Knowledge helps here. Once you understand why your heart is racing (sensitization, not heart disease), you don’t need to be bewildered by it. And without bewilderment, the fear has less to feed on.

The heart stuff

There’s a good section on cardiac symptoms: racing heart, skipped beats, heart “shakes,” palpitations while falling asleep. Weekes explains them all as normal adrenaline responses that feel terrifying but aren’t dangerous.

The racing heart that hits just as you’re falling asleep is a common one. The instinct is to sit up in panic, which dumps more adrenaline, which makes the heart beat faster. She says to stay lying down and let it pass.

She also covers vasovagal attacks — when the heart slows too much instead of racing. That paralyzed, faint feeling comes from the vagus nerve over-correcting.
It’s the opposite end of the same nervous system over-reaction.

Cardiac symptoms driven by anxiety and sensitization aren’t signs of heart disease.
They’re signs of a nervous system stuck in overdrive.

Setbacks and memory traces

Recovery isn’t a straight line. Even after you think you’re better, old panic can come back.
Weekes calls these memory traces. The brain has learned a habit of fear in certain situations, and sometimes it fires off an old pattern.

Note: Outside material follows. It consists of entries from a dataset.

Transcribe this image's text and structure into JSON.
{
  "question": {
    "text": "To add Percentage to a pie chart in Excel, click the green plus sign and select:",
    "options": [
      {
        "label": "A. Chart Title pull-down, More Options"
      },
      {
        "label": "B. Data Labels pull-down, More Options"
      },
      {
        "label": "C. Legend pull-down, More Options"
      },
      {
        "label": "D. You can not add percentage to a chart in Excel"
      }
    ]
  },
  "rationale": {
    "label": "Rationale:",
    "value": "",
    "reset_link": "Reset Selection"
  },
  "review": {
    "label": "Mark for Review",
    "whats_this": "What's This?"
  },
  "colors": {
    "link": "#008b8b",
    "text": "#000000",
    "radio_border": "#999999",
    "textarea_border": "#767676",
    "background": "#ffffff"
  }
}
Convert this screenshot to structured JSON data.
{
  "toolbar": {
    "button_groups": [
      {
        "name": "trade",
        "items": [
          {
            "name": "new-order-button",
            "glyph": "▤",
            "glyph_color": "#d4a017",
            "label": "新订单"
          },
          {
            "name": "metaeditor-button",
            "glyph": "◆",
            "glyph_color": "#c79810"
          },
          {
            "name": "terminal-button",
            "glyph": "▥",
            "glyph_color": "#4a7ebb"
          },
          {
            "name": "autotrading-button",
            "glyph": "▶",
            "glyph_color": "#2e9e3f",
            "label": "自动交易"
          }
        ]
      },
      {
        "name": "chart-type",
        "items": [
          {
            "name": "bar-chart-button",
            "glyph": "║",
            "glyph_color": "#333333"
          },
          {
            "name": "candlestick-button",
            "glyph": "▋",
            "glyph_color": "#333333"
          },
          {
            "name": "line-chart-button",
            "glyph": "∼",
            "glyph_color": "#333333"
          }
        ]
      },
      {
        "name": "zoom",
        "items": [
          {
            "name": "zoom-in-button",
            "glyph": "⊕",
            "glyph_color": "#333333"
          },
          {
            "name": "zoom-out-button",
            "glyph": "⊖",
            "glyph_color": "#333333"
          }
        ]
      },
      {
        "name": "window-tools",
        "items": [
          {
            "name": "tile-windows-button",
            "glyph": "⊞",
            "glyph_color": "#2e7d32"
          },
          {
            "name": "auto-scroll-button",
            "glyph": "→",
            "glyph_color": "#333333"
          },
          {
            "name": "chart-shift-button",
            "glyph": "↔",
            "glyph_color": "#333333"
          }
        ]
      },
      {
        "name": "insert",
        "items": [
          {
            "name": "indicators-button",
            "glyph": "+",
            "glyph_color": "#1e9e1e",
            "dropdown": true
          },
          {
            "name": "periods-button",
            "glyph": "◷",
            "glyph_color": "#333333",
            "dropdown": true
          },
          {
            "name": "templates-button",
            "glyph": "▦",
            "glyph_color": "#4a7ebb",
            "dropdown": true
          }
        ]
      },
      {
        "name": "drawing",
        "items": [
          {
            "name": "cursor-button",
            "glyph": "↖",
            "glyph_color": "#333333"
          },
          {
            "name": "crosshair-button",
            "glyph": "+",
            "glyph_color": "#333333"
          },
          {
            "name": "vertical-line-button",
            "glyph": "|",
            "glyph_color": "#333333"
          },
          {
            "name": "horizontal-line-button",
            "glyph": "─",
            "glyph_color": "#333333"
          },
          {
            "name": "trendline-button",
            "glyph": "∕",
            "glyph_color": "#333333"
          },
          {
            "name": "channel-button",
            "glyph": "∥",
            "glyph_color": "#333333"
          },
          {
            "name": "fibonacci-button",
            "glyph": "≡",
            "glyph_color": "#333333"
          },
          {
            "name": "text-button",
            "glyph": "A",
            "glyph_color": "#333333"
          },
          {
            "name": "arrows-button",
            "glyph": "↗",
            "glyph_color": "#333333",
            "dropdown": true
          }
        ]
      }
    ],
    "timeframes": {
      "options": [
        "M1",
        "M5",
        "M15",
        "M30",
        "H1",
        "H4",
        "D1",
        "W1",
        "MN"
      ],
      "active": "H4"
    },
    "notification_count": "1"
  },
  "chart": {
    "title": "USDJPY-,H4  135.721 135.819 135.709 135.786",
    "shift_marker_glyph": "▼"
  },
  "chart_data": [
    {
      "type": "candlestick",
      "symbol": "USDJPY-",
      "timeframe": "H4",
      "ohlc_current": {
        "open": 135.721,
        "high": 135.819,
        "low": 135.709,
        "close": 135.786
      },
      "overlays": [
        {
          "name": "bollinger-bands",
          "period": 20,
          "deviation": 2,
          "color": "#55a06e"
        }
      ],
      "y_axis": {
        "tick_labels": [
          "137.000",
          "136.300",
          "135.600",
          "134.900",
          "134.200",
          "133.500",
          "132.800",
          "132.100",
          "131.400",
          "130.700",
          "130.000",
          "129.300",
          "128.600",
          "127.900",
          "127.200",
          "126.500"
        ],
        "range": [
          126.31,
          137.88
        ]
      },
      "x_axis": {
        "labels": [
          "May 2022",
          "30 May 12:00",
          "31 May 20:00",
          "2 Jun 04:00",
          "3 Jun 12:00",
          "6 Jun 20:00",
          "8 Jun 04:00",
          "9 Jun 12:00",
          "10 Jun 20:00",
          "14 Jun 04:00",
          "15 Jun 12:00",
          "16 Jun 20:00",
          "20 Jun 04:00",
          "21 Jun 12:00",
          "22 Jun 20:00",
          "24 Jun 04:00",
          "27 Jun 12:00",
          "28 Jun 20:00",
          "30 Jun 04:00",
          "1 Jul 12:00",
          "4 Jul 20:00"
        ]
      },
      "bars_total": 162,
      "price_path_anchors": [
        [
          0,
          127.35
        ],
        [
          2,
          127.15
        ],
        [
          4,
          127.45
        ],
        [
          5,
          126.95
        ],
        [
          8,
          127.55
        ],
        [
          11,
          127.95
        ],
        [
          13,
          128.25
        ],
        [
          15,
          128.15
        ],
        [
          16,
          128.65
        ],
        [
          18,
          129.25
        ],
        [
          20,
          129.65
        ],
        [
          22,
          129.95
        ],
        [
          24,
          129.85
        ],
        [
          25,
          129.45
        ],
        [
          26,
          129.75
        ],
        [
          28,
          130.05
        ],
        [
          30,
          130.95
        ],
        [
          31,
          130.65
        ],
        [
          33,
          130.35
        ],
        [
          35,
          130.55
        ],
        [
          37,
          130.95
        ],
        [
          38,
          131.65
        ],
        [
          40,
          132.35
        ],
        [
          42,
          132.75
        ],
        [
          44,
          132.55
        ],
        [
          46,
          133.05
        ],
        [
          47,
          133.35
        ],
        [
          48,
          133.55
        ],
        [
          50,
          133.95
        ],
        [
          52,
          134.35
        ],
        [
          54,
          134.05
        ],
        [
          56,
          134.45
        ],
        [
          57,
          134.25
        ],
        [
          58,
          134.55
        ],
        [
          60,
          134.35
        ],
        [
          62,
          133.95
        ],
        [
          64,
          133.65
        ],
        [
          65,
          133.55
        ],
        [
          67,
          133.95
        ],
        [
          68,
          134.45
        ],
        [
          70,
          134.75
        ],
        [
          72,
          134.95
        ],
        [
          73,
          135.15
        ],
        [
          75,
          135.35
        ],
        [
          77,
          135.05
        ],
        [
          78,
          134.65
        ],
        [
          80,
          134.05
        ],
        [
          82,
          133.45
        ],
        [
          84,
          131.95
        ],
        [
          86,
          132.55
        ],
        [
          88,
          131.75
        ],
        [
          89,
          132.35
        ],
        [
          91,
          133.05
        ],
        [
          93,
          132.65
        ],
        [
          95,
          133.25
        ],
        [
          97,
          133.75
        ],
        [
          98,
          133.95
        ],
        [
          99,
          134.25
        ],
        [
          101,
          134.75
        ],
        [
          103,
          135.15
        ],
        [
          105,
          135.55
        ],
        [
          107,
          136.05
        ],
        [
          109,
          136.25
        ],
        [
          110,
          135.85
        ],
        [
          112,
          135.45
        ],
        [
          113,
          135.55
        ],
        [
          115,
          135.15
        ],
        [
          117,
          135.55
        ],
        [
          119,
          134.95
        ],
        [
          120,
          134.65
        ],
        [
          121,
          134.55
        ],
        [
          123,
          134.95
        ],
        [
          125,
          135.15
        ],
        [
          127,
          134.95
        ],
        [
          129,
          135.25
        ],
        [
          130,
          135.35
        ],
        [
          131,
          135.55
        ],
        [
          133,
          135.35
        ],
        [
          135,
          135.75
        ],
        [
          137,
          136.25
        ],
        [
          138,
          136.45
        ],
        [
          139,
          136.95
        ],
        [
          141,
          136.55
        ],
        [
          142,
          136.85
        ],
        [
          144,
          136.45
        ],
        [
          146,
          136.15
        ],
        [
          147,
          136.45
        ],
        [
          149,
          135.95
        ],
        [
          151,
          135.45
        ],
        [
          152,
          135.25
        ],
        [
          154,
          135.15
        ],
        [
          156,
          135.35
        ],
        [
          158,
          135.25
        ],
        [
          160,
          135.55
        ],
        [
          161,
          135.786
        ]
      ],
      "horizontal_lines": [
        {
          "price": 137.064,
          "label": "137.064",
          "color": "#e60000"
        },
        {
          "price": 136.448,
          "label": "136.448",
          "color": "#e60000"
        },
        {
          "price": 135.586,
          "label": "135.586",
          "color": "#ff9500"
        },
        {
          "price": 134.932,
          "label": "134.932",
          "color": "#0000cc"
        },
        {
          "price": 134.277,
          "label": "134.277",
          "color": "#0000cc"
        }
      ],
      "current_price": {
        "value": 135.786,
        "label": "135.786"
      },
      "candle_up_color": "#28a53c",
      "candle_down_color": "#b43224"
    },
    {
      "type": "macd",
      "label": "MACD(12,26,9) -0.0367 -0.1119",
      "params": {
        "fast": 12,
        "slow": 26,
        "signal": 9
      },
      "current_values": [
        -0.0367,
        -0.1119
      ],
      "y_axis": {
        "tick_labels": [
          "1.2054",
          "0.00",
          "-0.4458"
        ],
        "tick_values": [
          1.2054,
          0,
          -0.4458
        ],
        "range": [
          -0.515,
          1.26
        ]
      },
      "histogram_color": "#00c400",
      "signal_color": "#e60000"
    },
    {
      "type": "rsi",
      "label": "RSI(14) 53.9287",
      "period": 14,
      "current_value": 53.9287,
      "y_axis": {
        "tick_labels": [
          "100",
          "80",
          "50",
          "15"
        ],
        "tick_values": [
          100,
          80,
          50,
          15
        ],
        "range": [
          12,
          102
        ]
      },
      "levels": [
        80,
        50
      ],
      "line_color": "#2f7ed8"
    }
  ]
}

A memory trace isn’t a relapse. It’s an echo. If you don’t add second fear, it fades.

Never let the unexpected return of panic, whenever it may strike — even if it comes years after you think it has gone forever — never let it shock you into running away from it. Halt. Go slowly. See the panic through and then quietly go on with what you are doing.

Dos and Don’ts

Weekes ends with a list that condenses the whole book.

  1. Do not run away from fear. Analyze it and see it as no more than a physical feeling. Do not be bluffed by a physical feeling.
  2. Accept all the strange sensations connected with your illness. Do not fight them. Float past them. Recognize that they are temporary.
  3. Let there be no self-pity.
  4. Settle your problem as quickly as you can, if not with action, then by glimpsing and accepting a new point of view.
  5. Waste no time on “What might have been” and “If only …”
  6. Face sorrow and know that time will bring relief.
  7. Be occupied. Do not lie in bed brooding. Be occupied calmly, not feverishly trying to forget yourself.
  8. Remember that the strength in a muscle may depend on the confidence with which it is used.
  9. Accept your obsessions and be prepared to live with them temporarily. Do not fight them by trying to push them away. Let time do that.
  10. Remember, your recovery does not necessarily depend “entirely on you,” as so many people are so ready to tell you. You may need help. Accept it willingly, without shame.
  11. Do not measure your progress day by day. Don’t count the months, years you have been ill and despair at the thought of them. Once you are on the right road to recovery, recovery is inevitable, however protracted your illness may have been.
  12. Remember, withdrawal is your jailer. Recovery lies on the other side of panic. Recovery lies in the places you fear.
  13. Do not be discouraged if you cannot make decisions while you are ill. When you are well, decisions will be more easily made.
  14. Never accept total defeat. It is never too late to give yourself another chance.
  15. Practice, don’t test.
  16. Face. Accept. Float. Let time pass.
    If you do this, you will recover.